Selon La Vie éco Maroc, le film 'Thank you satan', actuellement en salles, a provoqué une onde de choc au Maroc avec un teaser qui a déclenché une plainte ainsi qu'une indignation morale. Les réactions passionnées autour de ce film témoignent des tensions entre la liberté d'expression et les attentes sociétales dans un pays où la censure informelle peut peser lourdement sur la créativité artistique.

Le cinéaste Hicham Lasri a réagi à cette controverse en dénonçant ce qu'il considère comme de la tartufferie et une censure qui s'exerce sous le couvert de la morale. Dans un environnement où les faux dévots semblent vouloir contrôler le discours public, Lasri souligne l'importance de défendre la liberté d'expression artistique, même lorsque celle-ci provoque des réactions vives.
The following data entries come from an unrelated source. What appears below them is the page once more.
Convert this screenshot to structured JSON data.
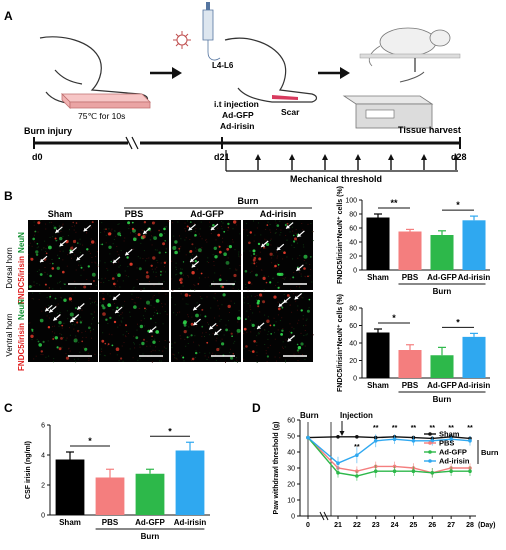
{
  "panels": {
    "a": "A",
    "b": "B",
    "c": "C",
    "d": "D"
  },
  "panel_a": {
    "hot_plate": "75℃ for 10s",
    "spine_label": "L4-L6",
    "injection_lines": [
      "i.t injection",
      "Ad-GFP",
      "Ad-irisin"
    ],
    "scar": "Scar",
    "burn_injury": "Burn injury",
    "tissue_harvest": "Tissue harvest",
    "d0": "d0",
    "d21": "d21",
    "d28": "d28",
    "mechanical_threshold": "Mechanical threshold"
  },
  "panel_b": {
    "group_burn": "Burn",
    "columns": [
      "Sham",
      "PBS",
      "Ad-GFP",
      "Ad-irisin"
    ],
    "row_dorsal": "Dorsal horn",
    "row_ventral": "Ventral horn",
    "stain_red": "FNDC5/irisin",
    "stain_green": "NeuN"
  },
  "chart_data": [
    {
      "type": "bar",
      "panel": "B",
      "categories": [
        "Sham",
        "PBS",
        "Ad-GFP",
        "Ad-irisin"
      ],
      "group_label": "Burn",
      "values": [
        75,
        55,
        50,
        71
      ],
      "errors": [
        5,
        3,
        6,
        6
      ],
      "colors": [
        "#000000",
        "#f47e7e",
        "#2db84a",
        "#2fa8f0"
      ],
      "ylabel": "FNDC5/irisin⁺NeuN⁺ cells (%)",
      "ylim": [
        0,
        100
      ],
      "yticks": [
        "0",
        "20",
        "40",
        "60",
        "80",
        "100"
      ],
      "sig": [
        {
          "from": 0,
          "to": 1,
          "label": "**"
        },
        {
          "from": 2,
          "to": 3,
          "label": "*"
        }
      ]
    },
    {
      "type": "bar",
      "panel": "B",
      "categories": [
        "Sham",
        "PBS",
        "Ad-GFP",
        "Ad-irisin"
      ],
      "group_label": "Burn",
      "values": [
        52,
        32,
        26,
        47
      ],
      "errors": [
        4,
        6,
        9,
        4
      ],
      "colors": [
        "#000000",
        "#f47e7e",
        "#2db84a",
        "#2fa8f0"
      ],
      "ylabel": "FNDC5/irisin⁺NeuN⁺ cells (%)",
      "ylim": [
        0,
        80
      ],
      "yticks": [
        "0",
        "20",
        "40",
        "60",
        "80"
      ],
      "sig": [
        {
          "from": 0,
          "to": 1,
          "label": "*"
        },
        {
          "from": 2,
          "to": 3,
          "label": "*"
        }
      ]
    },
    {
      "type": "bar",
      "panel": "C",
      "categories": [
        "Sham",
        "PBS",
        "Ad-GFP",
        "Ad-irisin"
      ],
      "group_label": "Burn",
      "values": [
        3.7,
        2.5,
        2.75,
        4.3
      ],
      "errors": [
        0.5,
        0.55,
        0.3,
        0.55
      ],
      "colors": [
        "#000000",
        "#f47e7e",
        "#2db84a",
        "#2fa8f0"
      ],
      "ylabel": "CSF irisin (ng/ml)",
      "ylim": [
        0,
        6
      ],
      "yticks": [
        "0",
        "2",
        "4",
        "6"
      ],
      "sig": [
        {
          "from": 0,
          "to": 1,
          "label": "*"
        },
        {
          "from": 2,
          "to": 3,
          "label": "*"
        }
      ]
    },
    {
      "type": "line",
      "panel": "D",
      "x": [
        0,
        21,
        22,
        23,
        24,
        25,
        26,
        27,
        28
      ],
      "xticks": [
        "0",
        "21",
        "22",
        "23",
        "24",
        "25",
        "26",
        "27",
        "28"
      ],
      "xunit": "(Day)",
      "ylabel": "Paw withdrawl threshold (g)",
      "ylim": [
        0,
        60
      ],
      "yticks": [
        "0",
        "10",
        "20",
        "30",
        "40",
        "50",
        "60"
      ],
      "annotations": {
        "burn": "Burn",
        "injection": "Injection"
      },
      "burn_group": "Burn",
      "series": [
        {
          "name": "Sham",
          "color": "#111111",
          "values": [
            49,
            49.5,
            49.5,
            49,
            49.5,
            49,
            48.5,
            49.5,
            48.5
          ],
          "errors": [
            1,
            1,
            1,
            1,
            1,
            1,
            1,
            1,
            1
          ]
        },
        {
          "name": "PBS",
          "color": "#f47e7e",
          "values": [
            49,
            30,
            28,
            31,
            31,
            30,
            27,
            30,
            30
          ],
          "errors": [
            1,
            3,
            3,
            3,
            3,
            3,
            3,
            3,
            3
          ]
        },
        {
          "name": "Ad-GFP",
          "color": "#2db84a",
          "values": [
            49,
            27,
            25,
            28,
            28,
            28,
            27,
            28,
            28
          ],
          "errors": [
            1,
            3,
            3,
            4,
            3,
            3,
            3,
            3,
            3
          ]
        },
        {
          "name": "Ad-irisin",
          "color": "#2fa8f0",
          "values": [
            49,
            33,
            38,
            47,
            48,
            47,
            47,
            48,
            47
          ],
          "errors": [
            1,
            4,
            5,
            4,
            3,
            3,
            3,
            3,
            3
          ]
        }
      ],
      "sig": [
        {
          "x": 22,
          "label": "**"
        },
        {
          "x": 23,
          "label": "**"
        },
        {
          "x": 24,
          "label": "**"
        },
        {
          "x": 25,
          "label": "**"
        },
        {
          "x": 26,
          "label": "**"
        },
        {
          "x": 27,
          "label": "**"
        },
        {
          "x": 28,
          "label": "**"
        }
      ]
    }
  ]
}
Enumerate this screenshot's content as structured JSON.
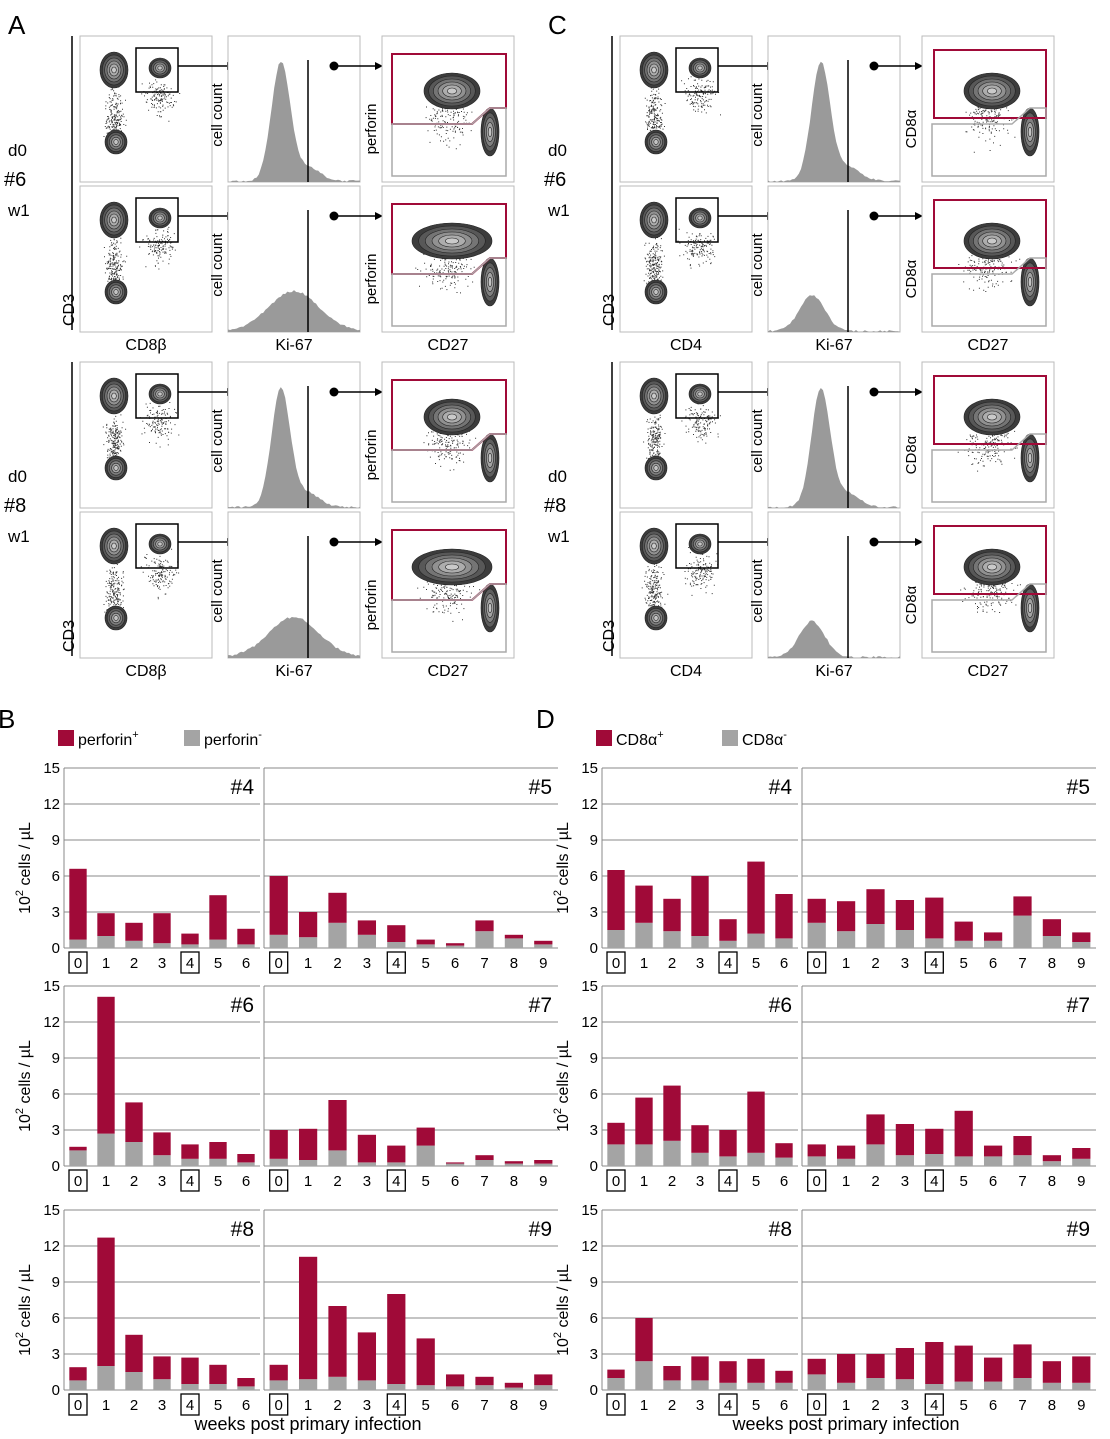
{
  "panels": {
    "A": {
      "label": "A",
      "rows": [
        {
          "day": "d0",
          "animal": "#6"
        },
        {
          "day": "w1",
          "animal": ""
        },
        {
          "day": "d0",
          "animal": "#8"
        },
        {
          "day": "w1",
          "animal": ""
        }
      ],
      "dot_y": "CD3",
      "dot_x": "CD8β",
      "hist_y": "cell count",
      "hist_x": "Ki-67",
      "gate_y": "perforin",
      "gate_x": "CD27"
    },
    "C": {
      "label": "C",
      "rows": [
        {
          "day": "d0",
          "animal": "#6"
        },
        {
          "day": "w1",
          "animal": ""
        },
        {
          "day": "d0",
          "animal": "#8"
        },
        {
          "day": "w1",
          "animal": ""
        }
      ],
      "dot_y": "CD3",
      "dot_x": "CD4",
      "hist_y": "cell count",
      "hist_x": "Ki-67",
      "gate_y": "CD8α",
      "gate_x": "CD27"
    },
    "B": {
      "label": "B",
      "legend": [
        {
          "base": "perforin",
          "sup": "+"
        },
        {
          "base": "perforin",
          "sup": "-"
        }
      ],
      "ylabel_base": "10",
      "ylabel_sup": "2",
      "ylabel_rest": " cells / µL",
      "xlabel": "weeks post primary infection"
    },
    "D": {
      "label": "D",
      "legend": [
        {
          "base": "CD8α",
          "sup": "+"
        },
        {
          "base": "CD8α",
          "sup": "-"
        }
      ],
      "ylabel_base": "10",
      "ylabel_sup": "2",
      "ylabel_rest": " cells / µL",
      "xlabel": "weeks post primary infection"
    }
  },
  "colors": {
    "positive": "#a00a38",
    "negative": "#a4a4a4",
    "gate": "#a00a38",
    "histogram": "#9a9a9a"
  },
  "chart_data": [
    {
      "type": "bar",
      "panel": "B",
      "stacked": true,
      "ylim": [
        0,
        15
      ],
      "yticks": [
        0,
        3,
        6,
        9,
        12,
        15
      ],
      "boxed_weeks": [
        0,
        4
      ],
      "animals": [
        {
          "name": "#4",
          "categories": [
            0,
            1,
            2,
            3,
            4,
            5,
            6
          ],
          "series": [
            {
              "name": "perforin-",
              "values": [
                0.7,
                1.0,
                0.6,
                0.4,
                0.3,
                0.7,
                0.3
              ]
            },
            {
              "name": "perforin+",
              "values": [
                5.9,
                1.9,
                1.5,
                2.5,
                0.9,
                3.7,
                1.3
              ]
            }
          ]
        },
        {
          "name": "#5",
          "categories": [
            0,
            1,
            2,
            3,
            4,
            5,
            6,
            7,
            8,
            9
          ],
          "series": [
            {
              "name": "perforin-",
              "values": [
                1.1,
                0.9,
                2.1,
                1.1,
                0.5,
                0.3,
                0.2,
                1.4,
                0.8,
                0.3
              ]
            },
            {
              "name": "perforin+",
              "values": [
                4.9,
                2.1,
                2.5,
                1.2,
                1.4,
                0.4,
                0.2,
                0.9,
                0.3,
                0.3
              ]
            }
          ]
        },
        {
          "name": "#6",
          "categories": [
            0,
            1,
            2,
            3,
            4,
            5,
            6
          ],
          "series": [
            {
              "name": "perforin-",
              "values": [
                1.3,
                2.7,
                2.0,
                0.9,
                0.6,
                0.6,
                0.3
              ]
            },
            {
              "name": "perforin+",
              "values": [
                0.3,
                11.4,
                3.3,
                1.9,
                1.2,
                1.4,
                0.7
              ]
            }
          ]
        },
        {
          "name": "#7",
          "categories": [
            0,
            1,
            2,
            3,
            4,
            5,
            6,
            7,
            8,
            9
          ],
          "series": [
            {
              "name": "perforin-",
              "values": [
                0.6,
                0.5,
                1.3,
                0.3,
                0.3,
                1.7,
                0.2,
                0.5,
                0.2,
                0.2
              ]
            },
            {
              "name": "perforin+",
              "values": [
                2.4,
                2.6,
                4.2,
                2.3,
                1.4,
                1.5,
                0.1,
                0.4,
                0.2,
                0.3
              ]
            }
          ]
        },
        {
          "name": "#8",
          "categories": [
            0,
            1,
            2,
            3,
            4,
            5,
            6
          ],
          "series": [
            {
              "name": "perforin-",
              "values": [
                0.8,
                2.0,
                1.5,
                0.9,
                0.5,
                0.5,
                0.3
              ]
            },
            {
              "name": "perforin+",
              "values": [
                1.1,
                10.7,
                3.1,
                1.9,
                2.2,
                1.6,
                0.7
              ]
            }
          ]
        },
        {
          "name": "#9",
          "categories": [
            0,
            1,
            2,
            3,
            4,
            5,
            6,
            7,
            8,
            9
          ],
          "series": [
            {
              "name": "perforin-",
              "values": [
                0.8,
                0.9,
                1.1,
                0.8,
                0.5,
                0.4,
                0.3,
                0.4,
                0.2,
                0.4
              ]
            },
            {
              "name": "perforin+",
              "values": [
                1.3,
                10.2,
                5.9,
                4.0,
                7.5,
                3.9,
                1.0,
                0.7,
                0.4,
                0.9
              ]
            }
          ]
        }
      ]
    },
    {
      "type": "bar",
      "panel": "D",
      "stacked": true,
      "ylim": [
        0,
        15
      ],
      "yticks": [
        0,
        3,
        6,
        9,
        12,
        15
      ],
      "boxed_weeks": [
        0,
        4
      ],
      "animals": [
        {
          "name": "#4",
          "categories": [
            0,
            1,
            2,
            3,
            4,
            5,
            6
          ],
          "series": [
            {
              "name": "CD8α-",
              "values": [
                1.5,
                2.1,
                1.4,
                1.0,
                0.6,
                1.2,
                0.8
              ]
            },
            {
              "name": "CD8α+",
              "values": [
                5.0,
                3.1,
                2.7,
                5.0,
                1.8,
                6.0,
                3.7
              ]
            }
          ]
        },
        {
          "name": "#5",
          "categories": [
            0,
            1,
            2,
            3,
            4,
            5,
            6,
            7,
            8,
            9
          ],
          "series": [
            {
              "name": "CD8α-",
              "values": [
                2.1,
                1.4,
                2.0,
                1.5,
                0.8,
                0.6,
                0.6,
                2.7,
                1.0,
                0.5
              ]
            },
            {
              "name": "CD8α+",
              "values": [
                2.0,
                2.5,
                2.9,
                2.5,
                3.4,
                1.6,
                0.7,
                1.6,
                1.4,
                0.8
              ]
            }
          ]
        },
        {
          "name": "#6",
          "categories": [
            0,
            1,
            2,
            3,
            4,
            5,
            6
          ],
          "series": [
            {
              "name": "CD8α-",
              "values": [
                1.8,
                1.8,
                2.1,
                1.1,
                0.8,
                1.1,
                0.7
              ]
            },
            {
              "name": "CD8α+",
              "values": [
                1.8,
                3.9,
                4.6,
                2.3,
                2.2,
                5.1,
                1.2
              ]
            }
          ]
        },
        {
          "name": "#7",
          "categories": [
            0,
            1,
            2,
            3,
            4,
            5,
            6,
            7,
            8,
            9
          ],
          "series": [
            {
              "name": "CD8α-",
              "values": [
                0.8,
                0.6,
                1.8,
                0.9,
                1.0,
                0.8,
                0.8,
                0.9,
                0.4,
                0.6
              ]
            },
            {
              "name": "CD8α+",
              "values": [
                1.0,
                1.1,
                2.5,
                2.6,
                2.1,
                3.8,
                0.9,
                1.6,
                0.5,
                0.9
              ]
            }
          ]
        },
        {
          "name": "#8",
          "categories": [
            0,
            1,
            2,
            3,
            4,
            5,
            6
          ],
          "series": [
            {
              "name": "CD8α-",
              "values": [
                1.0,
                2.4,
                0.8,
                0.8,
                0.6,
                0.6,
                0.6
              ]
            },
            {
              "name": "CD8α+",
              "values": [
                0.7,
                3.6,
                1.2,
                2.0,
                1.8,
                2.0,
                1.0
              ]
            }
          ]
        },
        {
          "name": "#9",
          "categories": [
            0,
            1,
            2,
            3,
            4,
            5,
            6,
            7,
            8,
            9
          ],
          "series": [
            {
              "name": "CD8α-",
              "values": [
                1.3,
                0.6,
                1.0,
                0.9,
                0.5,
                0.7,
                0.7,
                1.0,
                0.6,
                0.6
              ]
            },
            {
              "name": "CD8α+",
              "values": [
                1.3,
                2.4,
                2.0,
                2.6,
                3.5,
                3.0,
                2.0,
                2.8,
                1.8,
                2.2
              ]
            }
          ]
        }
      ]
    }
  ]
}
La plainte déposée contre 'Thank you satan' souligne la sensibilité des enjeux religieux et sociaux au sein de la société marocaine. En effet, le film aborde des thèmes considérés comme tabous, ce qui exacerbe les tensions entre les partisans d'une liberté d'expression accrue et ceux qui plaident pour un respect des valeurs traditionnelles. Cette situation met en lumière le débat plus large sur le rôle de l'art dans une société en constante évolution.

Les conséquences de cette polémique ne se limitent pas simplement à l'art cinématographique. Elles touchent également à la manière dont les artistes peuvent s'exprimer librement sans craindre de représailles ou de censure. L'incident a donné lieu à des discussions sur la nécessité d'un cadre légal qui protège les créateurs tout en respectant les sensibilités culturelles.

En somme, cette affaire soulève des questions cruciales sur la censure, la liberté d'expression et le rôle de l'art dans la société marocaine contemporaine. Elle invite également à une réflexion sur la manière dont les artistes naviguent dans un paysage où les attentes sociales peuvent parfois entrer en conflit avec leur créativité.